I don't know. The definition of "life" seems so arbitrary and nebulous. It seems really more like we're trying to attribute properties based on a wishful interpretation of emergent behaviour that ultimately boils down to extremely convoluted chemical reactions.
Trying to produce genuinely novel and distinct biological lifeforms sounds cool enough on its own though.
Yes, the boundary between life and non-life is not sharp, but to claim it follows that life is hard to define would be the continuum fallacy (https://en.wikipedia.org/wiki/Continuum_fallacy)
Manufacturing a living cell from purely chemical ingredients is a concrete enough goal.
And almost certainly it lies far, far off in the future.
It does involve loving a lot of really mundane and slow work though. Bioscience is a lot more fun to read about then do, because our tools still really really suck (but grad students are plentiful).
"The function of 79 genes is a complete mystery.'We don't know what they provide or why they are essential for life — maybe they are doing something more subtle, something obviously not appreciated yet in biology' "
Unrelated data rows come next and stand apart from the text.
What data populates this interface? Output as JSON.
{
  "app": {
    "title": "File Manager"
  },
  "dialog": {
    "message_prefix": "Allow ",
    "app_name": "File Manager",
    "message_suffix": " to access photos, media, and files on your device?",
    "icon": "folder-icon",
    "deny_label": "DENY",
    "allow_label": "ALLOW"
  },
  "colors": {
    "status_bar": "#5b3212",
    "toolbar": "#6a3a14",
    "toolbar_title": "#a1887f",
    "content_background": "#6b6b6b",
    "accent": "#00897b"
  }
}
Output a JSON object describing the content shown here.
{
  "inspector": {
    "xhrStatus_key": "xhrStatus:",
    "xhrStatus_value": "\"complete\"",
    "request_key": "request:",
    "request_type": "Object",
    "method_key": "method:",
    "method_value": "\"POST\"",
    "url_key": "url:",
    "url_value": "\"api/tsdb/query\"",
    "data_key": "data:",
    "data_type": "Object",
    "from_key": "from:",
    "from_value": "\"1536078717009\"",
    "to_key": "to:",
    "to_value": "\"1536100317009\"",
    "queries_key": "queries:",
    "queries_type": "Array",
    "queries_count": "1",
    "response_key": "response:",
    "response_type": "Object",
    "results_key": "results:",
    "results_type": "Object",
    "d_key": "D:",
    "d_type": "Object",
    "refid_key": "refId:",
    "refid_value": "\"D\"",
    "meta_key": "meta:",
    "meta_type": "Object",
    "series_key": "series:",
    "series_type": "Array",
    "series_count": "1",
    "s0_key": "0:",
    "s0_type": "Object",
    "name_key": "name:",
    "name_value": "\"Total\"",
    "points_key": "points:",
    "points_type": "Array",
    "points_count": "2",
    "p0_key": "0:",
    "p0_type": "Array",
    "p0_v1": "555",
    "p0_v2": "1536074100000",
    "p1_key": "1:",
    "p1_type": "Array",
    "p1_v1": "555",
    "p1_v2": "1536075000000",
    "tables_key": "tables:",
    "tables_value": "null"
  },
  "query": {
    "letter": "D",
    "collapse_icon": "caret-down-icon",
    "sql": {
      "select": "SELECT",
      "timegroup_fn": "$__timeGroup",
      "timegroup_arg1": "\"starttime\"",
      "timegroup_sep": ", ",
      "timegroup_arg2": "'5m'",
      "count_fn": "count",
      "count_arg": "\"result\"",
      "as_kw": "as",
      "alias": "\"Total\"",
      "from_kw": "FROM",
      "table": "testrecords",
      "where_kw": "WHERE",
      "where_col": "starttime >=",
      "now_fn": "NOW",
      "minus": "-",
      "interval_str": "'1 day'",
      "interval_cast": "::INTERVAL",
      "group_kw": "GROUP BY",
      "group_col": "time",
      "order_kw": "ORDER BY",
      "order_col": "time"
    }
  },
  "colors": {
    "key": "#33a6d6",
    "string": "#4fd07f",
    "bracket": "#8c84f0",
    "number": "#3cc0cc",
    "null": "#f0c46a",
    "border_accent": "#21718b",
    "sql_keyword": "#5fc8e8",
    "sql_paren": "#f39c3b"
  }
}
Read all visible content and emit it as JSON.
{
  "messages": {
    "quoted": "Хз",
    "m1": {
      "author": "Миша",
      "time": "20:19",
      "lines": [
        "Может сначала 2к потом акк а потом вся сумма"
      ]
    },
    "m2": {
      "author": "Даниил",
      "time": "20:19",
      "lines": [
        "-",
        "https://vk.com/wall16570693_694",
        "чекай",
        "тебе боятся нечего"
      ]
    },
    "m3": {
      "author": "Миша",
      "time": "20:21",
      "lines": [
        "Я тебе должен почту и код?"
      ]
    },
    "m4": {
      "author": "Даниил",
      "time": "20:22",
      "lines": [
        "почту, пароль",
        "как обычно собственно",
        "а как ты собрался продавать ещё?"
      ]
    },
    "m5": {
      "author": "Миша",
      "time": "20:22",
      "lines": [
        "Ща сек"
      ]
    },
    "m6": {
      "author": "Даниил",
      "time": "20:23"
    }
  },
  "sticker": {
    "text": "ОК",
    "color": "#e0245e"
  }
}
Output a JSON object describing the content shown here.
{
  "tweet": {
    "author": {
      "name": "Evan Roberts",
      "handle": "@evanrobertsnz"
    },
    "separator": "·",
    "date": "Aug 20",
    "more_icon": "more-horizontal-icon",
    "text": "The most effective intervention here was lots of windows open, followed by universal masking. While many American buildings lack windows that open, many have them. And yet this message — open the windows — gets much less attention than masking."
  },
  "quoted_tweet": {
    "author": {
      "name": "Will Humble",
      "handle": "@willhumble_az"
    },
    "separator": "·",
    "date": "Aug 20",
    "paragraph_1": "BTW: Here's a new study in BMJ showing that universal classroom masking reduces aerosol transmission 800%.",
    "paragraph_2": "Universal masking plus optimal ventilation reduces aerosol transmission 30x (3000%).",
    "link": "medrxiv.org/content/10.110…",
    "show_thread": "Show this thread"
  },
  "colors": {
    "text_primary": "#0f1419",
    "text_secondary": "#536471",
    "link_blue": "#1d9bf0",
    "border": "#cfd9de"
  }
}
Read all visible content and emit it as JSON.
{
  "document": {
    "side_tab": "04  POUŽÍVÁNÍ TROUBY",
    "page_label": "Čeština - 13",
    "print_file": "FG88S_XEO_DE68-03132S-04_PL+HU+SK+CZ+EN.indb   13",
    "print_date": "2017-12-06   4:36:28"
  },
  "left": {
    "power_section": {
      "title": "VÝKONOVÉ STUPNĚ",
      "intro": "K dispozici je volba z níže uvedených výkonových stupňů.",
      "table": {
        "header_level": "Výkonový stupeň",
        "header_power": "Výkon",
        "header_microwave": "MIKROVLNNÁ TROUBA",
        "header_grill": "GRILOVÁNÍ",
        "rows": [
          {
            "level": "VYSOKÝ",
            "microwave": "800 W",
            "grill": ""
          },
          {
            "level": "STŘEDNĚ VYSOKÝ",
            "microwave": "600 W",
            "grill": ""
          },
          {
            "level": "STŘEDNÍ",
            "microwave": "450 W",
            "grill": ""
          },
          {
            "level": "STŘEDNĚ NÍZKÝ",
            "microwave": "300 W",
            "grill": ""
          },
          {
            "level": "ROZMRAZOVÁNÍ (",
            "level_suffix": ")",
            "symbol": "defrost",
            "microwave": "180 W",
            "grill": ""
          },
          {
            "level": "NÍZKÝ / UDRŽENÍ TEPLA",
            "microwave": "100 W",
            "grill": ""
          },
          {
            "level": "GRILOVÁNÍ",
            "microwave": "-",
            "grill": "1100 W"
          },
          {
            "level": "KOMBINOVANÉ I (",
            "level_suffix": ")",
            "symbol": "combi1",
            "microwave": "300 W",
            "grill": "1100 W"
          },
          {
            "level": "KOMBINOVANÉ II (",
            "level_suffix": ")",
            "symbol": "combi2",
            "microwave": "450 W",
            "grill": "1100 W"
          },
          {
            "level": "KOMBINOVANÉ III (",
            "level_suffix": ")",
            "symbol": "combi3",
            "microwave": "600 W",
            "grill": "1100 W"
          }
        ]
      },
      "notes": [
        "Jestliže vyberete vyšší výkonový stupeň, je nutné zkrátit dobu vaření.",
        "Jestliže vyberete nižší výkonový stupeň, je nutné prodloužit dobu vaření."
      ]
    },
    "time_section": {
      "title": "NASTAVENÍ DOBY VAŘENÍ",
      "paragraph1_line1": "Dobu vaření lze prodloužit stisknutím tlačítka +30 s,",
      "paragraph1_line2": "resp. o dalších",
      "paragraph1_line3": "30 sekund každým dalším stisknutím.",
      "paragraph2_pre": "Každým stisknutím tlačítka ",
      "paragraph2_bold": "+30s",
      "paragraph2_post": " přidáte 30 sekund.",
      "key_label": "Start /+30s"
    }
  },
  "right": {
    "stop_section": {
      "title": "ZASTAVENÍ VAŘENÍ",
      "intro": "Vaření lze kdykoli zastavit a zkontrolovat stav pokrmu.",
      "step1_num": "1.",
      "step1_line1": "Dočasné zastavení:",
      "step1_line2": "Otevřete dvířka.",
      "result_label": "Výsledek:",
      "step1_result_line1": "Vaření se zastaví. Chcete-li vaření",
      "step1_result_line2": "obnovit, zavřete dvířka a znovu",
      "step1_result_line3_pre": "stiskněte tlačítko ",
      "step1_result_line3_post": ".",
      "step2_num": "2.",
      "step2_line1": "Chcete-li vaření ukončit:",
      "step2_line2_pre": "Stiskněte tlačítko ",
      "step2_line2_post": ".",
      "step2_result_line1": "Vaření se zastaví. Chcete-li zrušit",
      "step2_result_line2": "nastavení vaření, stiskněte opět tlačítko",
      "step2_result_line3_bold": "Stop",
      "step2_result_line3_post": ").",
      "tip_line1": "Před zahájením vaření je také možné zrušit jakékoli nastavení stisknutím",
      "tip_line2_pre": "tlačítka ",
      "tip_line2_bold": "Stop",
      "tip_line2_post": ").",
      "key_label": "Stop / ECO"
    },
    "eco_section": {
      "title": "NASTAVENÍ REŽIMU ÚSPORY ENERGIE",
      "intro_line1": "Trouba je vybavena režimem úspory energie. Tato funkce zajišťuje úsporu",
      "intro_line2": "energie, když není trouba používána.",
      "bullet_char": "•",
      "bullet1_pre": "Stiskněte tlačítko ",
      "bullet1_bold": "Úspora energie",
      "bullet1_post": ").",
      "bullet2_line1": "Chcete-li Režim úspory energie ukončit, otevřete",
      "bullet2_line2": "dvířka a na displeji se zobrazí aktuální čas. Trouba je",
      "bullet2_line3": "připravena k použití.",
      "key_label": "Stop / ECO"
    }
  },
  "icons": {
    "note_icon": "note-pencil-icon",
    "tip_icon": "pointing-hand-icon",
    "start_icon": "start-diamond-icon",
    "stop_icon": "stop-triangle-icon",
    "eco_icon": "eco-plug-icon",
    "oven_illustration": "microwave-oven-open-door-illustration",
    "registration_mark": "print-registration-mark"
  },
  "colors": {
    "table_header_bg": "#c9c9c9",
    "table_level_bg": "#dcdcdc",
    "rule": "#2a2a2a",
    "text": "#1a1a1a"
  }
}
It is the activation key God puts on each living being... Ain't gonna work without it. =P
My take-away: Work like this is somewhat akin to attempting to determine the specification of Intercal through reverse engineering given a working program and a compiler.
As @sixQuarks has already written, finding the minimal amount of genes when there are 175 unknown ones and you don't know anything about their dependencies and relationships seems to be pretty much impossible.
> In fact, there’s no single set of genes that all living things need in order to exist. ... They found that not a single gene is shared across all of life.
That's the most interesting point to me, I deeply believed that organisms share the same basic set of genes.